Study Finds Purifier Can Help Asthmatics

A new air purification machine that cleans the air while asthma sufferers sleep reportedly can drastically reduce the symptoms they experience during the course of a day.

According to Andrew Hough of the Telegraph, the $6,000-plus device is a "temperature controlled laminar airflow treatment" system known as Protexo, which "filters out airborne triggers such as dust particles and mites, pet hairs and powders that cause irritation and inflammation of the lungs."

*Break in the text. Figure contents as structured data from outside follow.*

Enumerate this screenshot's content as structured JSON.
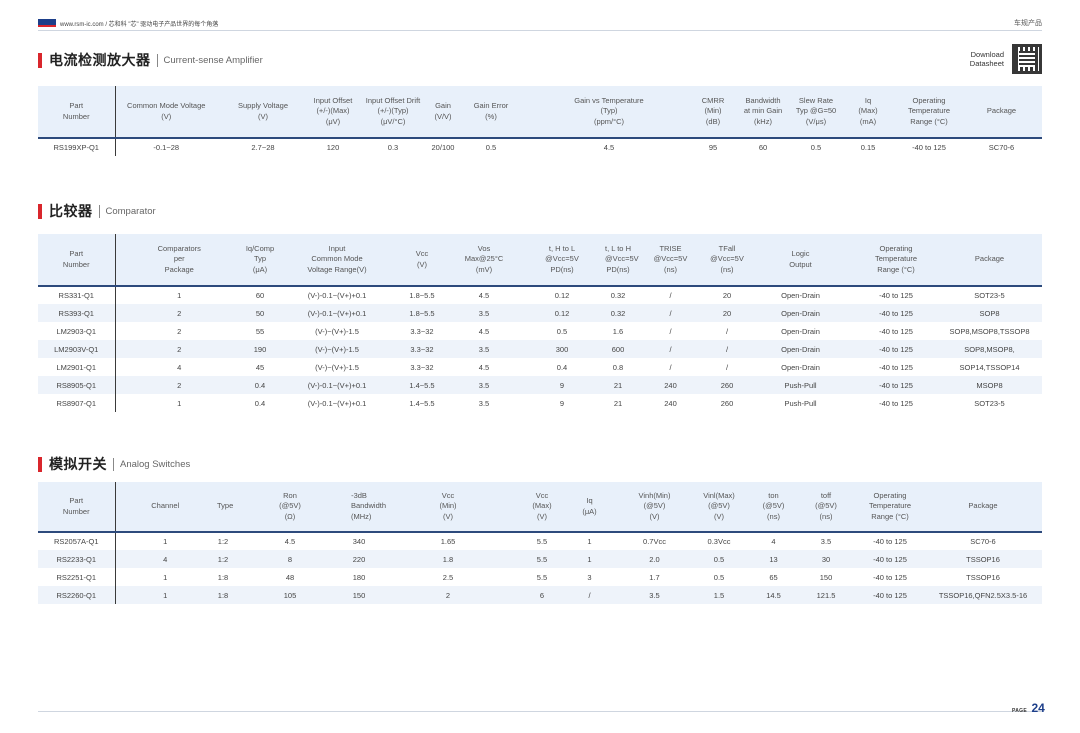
{
  "header": {
    "site": "www.rsm-ic.com / 芯和科 \"芯\" 驱动电子产品世界的每个角落",
    "section_tag": "车规产品"
  },
  "download": {
    "line1": "Download",
    "line2": "Datasheet"
  },
  "amp": {
    "title_cn": "电流检测放大器",
    "title_en": "Current-sense Amplifier",
    "headers": [
      "Part\nNumber",
      "Common Mode Voltage\n(V)",
      "Supply Voltage\n(V)",
      "Input Offset\n(+/-)(Max)\n(μV)",
      "Input Offset Drift\n(+/-)(Typ)\n(μV/°C)",
      "Gain\n(V/V)",
      "Gain Error\n(%)",
      "Gain vs Temperature\n(Typ)\n(ppm/°C)",
      "CMRR\n(Min)\n(dB)",
      "Bandwidth\nat min Gain\n(kHz)",
      "Slew Rate\nTyp @G=50\n(V/μs)",
      "Iq\n(Max)\n(mA)",
      "Operating\nTemperature\nRange (°C)",
      "Package"
    ],
    "rows": [
      [
        "RS199XP-Q1",
        "-0.1~28",
        "2.7~28",
        "120",
        "0.3",
        "20/100",
        "0.5",
        "4.5",
        "95",
        "60",
        "0.5",
        "0.15",
        "-40 to 125",
        "SC70-6"
      ]
    ]
  },
  "comp": {
    "title_cn": "比较器",
    "title_en": "Comparator",
    "headers": [
      "Part\nNumber",
      "Comparators\nper\nPackage",
      "Iq/Comp\nTyp\n(μA)",
      "Input\nCommon Mode\nVoltage Range(V)",
      "Vcc\n(V)",
      "Vos\nMax@25°C\n(mV)",
      "t, H to L\n@Vcc=5V\nPD(ns)",
      "t, L to H\n@Vcc=5V\nPD(ns)",
      "TRISE\n@Vcc=5V\n(ns)",
      "TFall\n@Vcc=5V\n(ns)",
      "Logic\nOutput",
      "Operating\nTemperature\nRange (°C)",
      "Package"
    ],
    "rows": [
      [
        "RS331-Q1",
        "1",
        "60",
        "(V-)-0.1~(V+)+0.1",
        "1.8~5.5",
        "4.5",
        "0.12",
        "0.32",
        "/",
        "20",
        "Open-Drain",
        "-40 to 125",
        "SOT23-5"
      ],
      [
        "RS393-Q1",
        "2",
        "50",
        "(V-)-0.1~(V+)+0.1",
        "1.8~5.5",
        "3.5",
        "0.12",
        "0.32",
        "/",
        "20",
        "Open-Drain",
        "-40 to 125",
        "SOP8"
      ],
      [
        "LM2903-Q1",
        "2",
        "55",
        "(V-)~(V+)-1.5",
        "3.3~32",
        "4.5",
        "0.5",
        "1.6",
        "/",
        "/",
        "Open-Drain",
        "-40 to 125",
        "SOP8,MSOP8,TSSOP8"
      ],
      [
        "LM2903V-Q1",
        "2",
        "190",
        "(V-)~(V+)-1.5",
        "3.3~32",
        "3.5",
        "300",
        "600",
        "/",
        "/",
        "Open-Drain",
        "-40 to 125",
        "SOP8,MSOP8,"
      ],
      [
        "LM2901-Q1",
        "4",
        "45",
        "(V-)~(V+)-1.5",
        "3.3~32",
        "4.5",
        "0.4",
        "0.8",
        "/",
        "/",
        "Open-Drain",
        "-40 to 125",
        "SOP14,TSSOP14"
      ],
      [
        "RS8905-Q1",
        "2",
        "0.4",
        "(V-)-0.1~(V+)+0.1",
        "1.4~5.5",
        "3.5",
        "9",
        "21",
        "240",
        "260",
        "Push-Pull",
        "-40 to 125",
        "MSOP8"
      ],
      [
        "RS8907-Q1",
        "1",
        "0.4",
        "(V-)-0.1~(V+)+0.1",
        "1.4~5.5",
        "3.5",
        "9",
        "21",
        "240",
        "260",
        "Push-Pull",
        "-40 to 125",
        "SOT23-5"
      ]
    ]
  },
  "sw": {
    "title_cn": "模拟开关",
    "title_en": "Analog Switches",
    "headers": [
      "Part\nNumber",
      "Channel",
      "Type",
      "Ron\n(@5V)\n(Ω)",
      "-3dB\nBandwidth\n(MHz)",
      "Vcc\n(Min)\n(V)",
      "Vcc\n(Max)\n(V)",
      "Iq\n(μA)",
      "Vinh(Min)\n(@5V)\n(V)",
      "Vinl(Max)\n(@5V)\n(V)",
      "ton\n(@5V)\n(ns)",
      "toff\n(@5V)\n(ns)",
      "Operating\nTemperature\nRange (°C)",
      "Package"
    ],
    "rows": [
      [
        "RS2057A-Q1",
        "1",
        "1:2",
        "4.5",
        "340",
        "1.65",
        "5.5",
        "1",
        "0.7Vcc",
        "0.3Vcc",
        "4",
        "3.5",
        "-40 to 125",
        "SC70-6"
      ],
      [
        "RS2233-Q1",
        "4",
        "1:2",
        "8",
        "220",
        "1.8",
        "5.5",
        "1",
        "2.0",
        "0.5",
        "13",
        "30",
        "-40 to 125",
        "TSSOP16"
      ],
      [
        "RS2251-Q1",
        "1",
        "1:8",
        "48",
        "180",
        "2.5",
        "5.5",
        "3",
        "1.7",
        "0.5",
        "65",
        "150",
        "-40 to 125",
        "TSSOP16"
      ],
      [
        "RS2260-Q1",
        "1",
        "1:8",
        "105",
        "150",
        "2",
        "6",
        "/",
        "3.5",
        "1.5",
        "14.5",
        "121.5",
        "-40 to 125",
        "TSSOP16,QFN2.5X3.5-16"
      ]
    ]
  },
  "footer": {
    "page_label": "PAGE",
    "page_num": "24"
  }
}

Hough says that researchers who have tested the device say that it "significantly" decreases symptoms such as wheezing and tightness in the chest. Furthermore, Jenny Hope of the Daily Mail adds that asthmatics participating in a study of the purifier's effectiveness reported "huge" improvements in their quality of life and were "less likely to be admitted to hospital."

The year-long study, which was led by Imperial College London Pediatrics Professor and St. Mary's Hospital Consultant Pediatrician John Warner, discovered that European patients who were  between the ages of seven and 70 and representing six countries, reported a 15% increase in quality of life scores versus subjects who were given a fake machine.

According to Hough and Hope, Protexo is a drug-free apparatus that filters out irritants and allergenic particles that can trigger inflammation in the lungs. Patients are protected from these agents, which include things like dust mites and pet dander, thanks to a flow of somewhat cooled air around them that is created by the machine. Now asthma specialists are asking for the UK's National Health Service (NHS) to make the device available to those suffering from the ailment.

Benefits from the device are expected to become noticeable within four months.

"This device makes a significant difference to people's lives, with an effect as big as very expensive treatments, and it helps prevent the triggers of the disease," Warner said, according to the Telegraph.

"Our findings support the importance of focusing exposure control interventions on the breathing zone, and highlight the role of nocturnal exposures in precipitating airway inflammation and symptoms in patients with atopic asthma," he added.

The results of the study were published in the journal Thorax.